Havia, sem dúvida, muitos que abusavam de seus dons, mas, tendo vivido até ali, nunca ouvira falar de alguém que tivesse causado caos no mundo; a vida cotidiana era pacata. Talvez os que tentaram já estivessem há muito tempo debaixo da terra.
Mo Qiong não tinha grandes ambições. Pensando nisso, decidiu aceitar — afinal, com o Efeito do Mergulhador Profundo o protegendo, nunca o abandonariam. Diante disso, melhor colaborar.
Se conseguisse resolver bem a questão dos pesadelos, talvez pudesse se tornar um membro periférico.
“Posso esperar um pouco? Preciso levar meu pai para tratar a perna.”
Falando, ele ponderava que não sabia quando voltaria após partir. O problema da perna do pai estava sempre em sua mente; agora, com dinheiro suficiente, precisava resolver isso.
“É meu único pedido. Assim que meu pai estiver recuperado, eu assino”, disse Mo Qiong.
“Sem problemas”, respondeu Luo Yi, casualmente.
Mo Qiong assentiu. Já havia contatado especialistas por meio de um intermediário; poderia, naquele dia mesmo, levar o pai à cidade.
Quando estava prestes a ligar para chamar um carro, Luo Yi sugeriu: “Não precisa se preocupar, venha conosco”.
E, dizendo isso, entrou diretamente no banco do passageiro.

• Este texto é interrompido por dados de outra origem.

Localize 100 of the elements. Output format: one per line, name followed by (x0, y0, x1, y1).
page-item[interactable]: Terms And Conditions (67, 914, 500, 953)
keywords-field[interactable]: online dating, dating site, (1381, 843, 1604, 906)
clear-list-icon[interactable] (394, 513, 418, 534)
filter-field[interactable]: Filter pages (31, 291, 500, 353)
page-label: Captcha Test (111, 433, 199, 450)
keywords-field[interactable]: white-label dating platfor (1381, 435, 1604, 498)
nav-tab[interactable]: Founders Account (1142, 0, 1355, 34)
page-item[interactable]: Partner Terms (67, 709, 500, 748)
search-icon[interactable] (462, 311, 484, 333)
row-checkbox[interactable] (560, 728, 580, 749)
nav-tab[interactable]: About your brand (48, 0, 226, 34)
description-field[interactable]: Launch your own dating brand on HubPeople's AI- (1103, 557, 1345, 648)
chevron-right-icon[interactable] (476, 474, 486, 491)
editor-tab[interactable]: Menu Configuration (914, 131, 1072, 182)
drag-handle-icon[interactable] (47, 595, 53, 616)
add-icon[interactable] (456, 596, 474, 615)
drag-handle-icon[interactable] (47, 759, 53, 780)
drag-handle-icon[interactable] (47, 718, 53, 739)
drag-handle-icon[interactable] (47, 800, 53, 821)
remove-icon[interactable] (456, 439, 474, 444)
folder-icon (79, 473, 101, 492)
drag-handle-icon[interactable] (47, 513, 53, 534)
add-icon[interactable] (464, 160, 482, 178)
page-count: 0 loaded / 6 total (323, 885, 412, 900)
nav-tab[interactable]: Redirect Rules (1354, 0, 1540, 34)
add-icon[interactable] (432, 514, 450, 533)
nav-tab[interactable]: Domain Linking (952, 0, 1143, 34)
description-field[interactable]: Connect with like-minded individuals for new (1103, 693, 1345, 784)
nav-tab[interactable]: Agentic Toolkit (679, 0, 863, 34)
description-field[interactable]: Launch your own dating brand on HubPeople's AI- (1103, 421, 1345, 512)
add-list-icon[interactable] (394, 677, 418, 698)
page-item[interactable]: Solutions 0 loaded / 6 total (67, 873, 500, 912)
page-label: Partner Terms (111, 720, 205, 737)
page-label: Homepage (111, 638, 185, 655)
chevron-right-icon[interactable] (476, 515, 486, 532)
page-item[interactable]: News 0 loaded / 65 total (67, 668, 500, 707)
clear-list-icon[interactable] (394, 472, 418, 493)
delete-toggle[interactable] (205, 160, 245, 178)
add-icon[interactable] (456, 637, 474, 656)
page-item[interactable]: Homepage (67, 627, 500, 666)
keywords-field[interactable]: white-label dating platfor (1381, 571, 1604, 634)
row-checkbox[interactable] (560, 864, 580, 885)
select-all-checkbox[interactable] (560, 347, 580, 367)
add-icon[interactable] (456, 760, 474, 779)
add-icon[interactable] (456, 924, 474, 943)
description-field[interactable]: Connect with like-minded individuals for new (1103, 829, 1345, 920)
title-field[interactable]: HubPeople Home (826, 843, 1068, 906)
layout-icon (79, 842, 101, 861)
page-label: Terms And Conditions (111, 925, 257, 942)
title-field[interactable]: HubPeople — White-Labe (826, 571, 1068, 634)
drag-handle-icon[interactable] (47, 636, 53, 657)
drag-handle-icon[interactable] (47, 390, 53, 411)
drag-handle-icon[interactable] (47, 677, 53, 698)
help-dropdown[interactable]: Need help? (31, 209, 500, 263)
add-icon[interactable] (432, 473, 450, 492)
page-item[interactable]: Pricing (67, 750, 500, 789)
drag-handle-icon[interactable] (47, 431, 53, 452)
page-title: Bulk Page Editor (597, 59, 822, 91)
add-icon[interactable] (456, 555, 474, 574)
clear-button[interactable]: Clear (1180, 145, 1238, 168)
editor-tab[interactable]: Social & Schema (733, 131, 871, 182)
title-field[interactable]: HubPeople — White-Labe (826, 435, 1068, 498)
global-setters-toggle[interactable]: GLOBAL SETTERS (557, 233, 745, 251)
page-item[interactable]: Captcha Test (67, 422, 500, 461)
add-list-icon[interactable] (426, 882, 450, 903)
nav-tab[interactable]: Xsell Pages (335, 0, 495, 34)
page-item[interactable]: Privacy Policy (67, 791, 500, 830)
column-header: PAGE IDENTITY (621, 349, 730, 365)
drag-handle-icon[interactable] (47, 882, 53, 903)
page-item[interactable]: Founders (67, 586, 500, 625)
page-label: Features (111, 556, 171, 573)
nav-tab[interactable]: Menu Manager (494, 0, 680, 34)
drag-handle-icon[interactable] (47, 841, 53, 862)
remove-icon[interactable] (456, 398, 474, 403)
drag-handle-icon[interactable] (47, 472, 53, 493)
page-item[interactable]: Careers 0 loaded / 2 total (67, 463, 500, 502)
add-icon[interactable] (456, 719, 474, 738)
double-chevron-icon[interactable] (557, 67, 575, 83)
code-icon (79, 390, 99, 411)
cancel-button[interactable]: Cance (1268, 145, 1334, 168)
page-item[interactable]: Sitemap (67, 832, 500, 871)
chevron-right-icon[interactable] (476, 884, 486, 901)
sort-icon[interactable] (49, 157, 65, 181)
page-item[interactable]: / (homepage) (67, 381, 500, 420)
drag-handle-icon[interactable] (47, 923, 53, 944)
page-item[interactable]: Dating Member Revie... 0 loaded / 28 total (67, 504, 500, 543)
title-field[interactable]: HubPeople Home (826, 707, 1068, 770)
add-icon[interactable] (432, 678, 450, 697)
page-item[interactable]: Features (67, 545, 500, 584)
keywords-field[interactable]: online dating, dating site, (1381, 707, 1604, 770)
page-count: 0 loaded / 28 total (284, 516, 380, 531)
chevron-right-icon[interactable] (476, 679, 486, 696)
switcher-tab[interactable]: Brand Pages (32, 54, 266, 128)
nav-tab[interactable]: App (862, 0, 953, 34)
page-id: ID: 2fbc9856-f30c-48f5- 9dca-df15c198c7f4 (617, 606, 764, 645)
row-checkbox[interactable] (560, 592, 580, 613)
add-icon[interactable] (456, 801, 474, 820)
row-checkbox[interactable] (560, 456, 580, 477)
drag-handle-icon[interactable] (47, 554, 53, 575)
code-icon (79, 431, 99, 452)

Wei Lan abriu a porta do motorista com naturalidade.
Mo Qiong entrou e Wei Lan conduziu o carro até a porta de sua casa, entrando com ele em seguida.
“Vocês precisam mesmo me acompanhar assim?”, questionou Mo Qiong, sem esconder o incômodo.
Estava claro que, agora que já haviam feito contato, ele não era mais um simples civil sujeito ao segredo absoluto; lhe haviam contado até mesmo segredos que não conseguira descobrir com Che Yun. Não havia mais o que esconder; passaram a acompanhá-lo abertamente.
Wei Lan sorriu: “Se não gosta, podemos observar de longe”.
“Deixe para lá, finjam que são meus amigos”, concordou Mo Qiong.
“Sem problema, mas lembre-se, assuntos da Sociedade Azul-Branca são confidenciais para a maior parte da população”, disse Wei Lan.
Mo Qiong assentiu; também não sairia espalhando aquilo por aí.
Mesmo assim, ele precisava ser restrito. Luo Yi e os demais jamais o deixariam simplesmente resolver seus assuntos familiares e depois esperar que ele, espontaneamente, fosse se apresentar em algum lugar.
Melhor, então, que todos andassem juntos, de modo mais harmônico, do que ficarem o vigiando às escondidas.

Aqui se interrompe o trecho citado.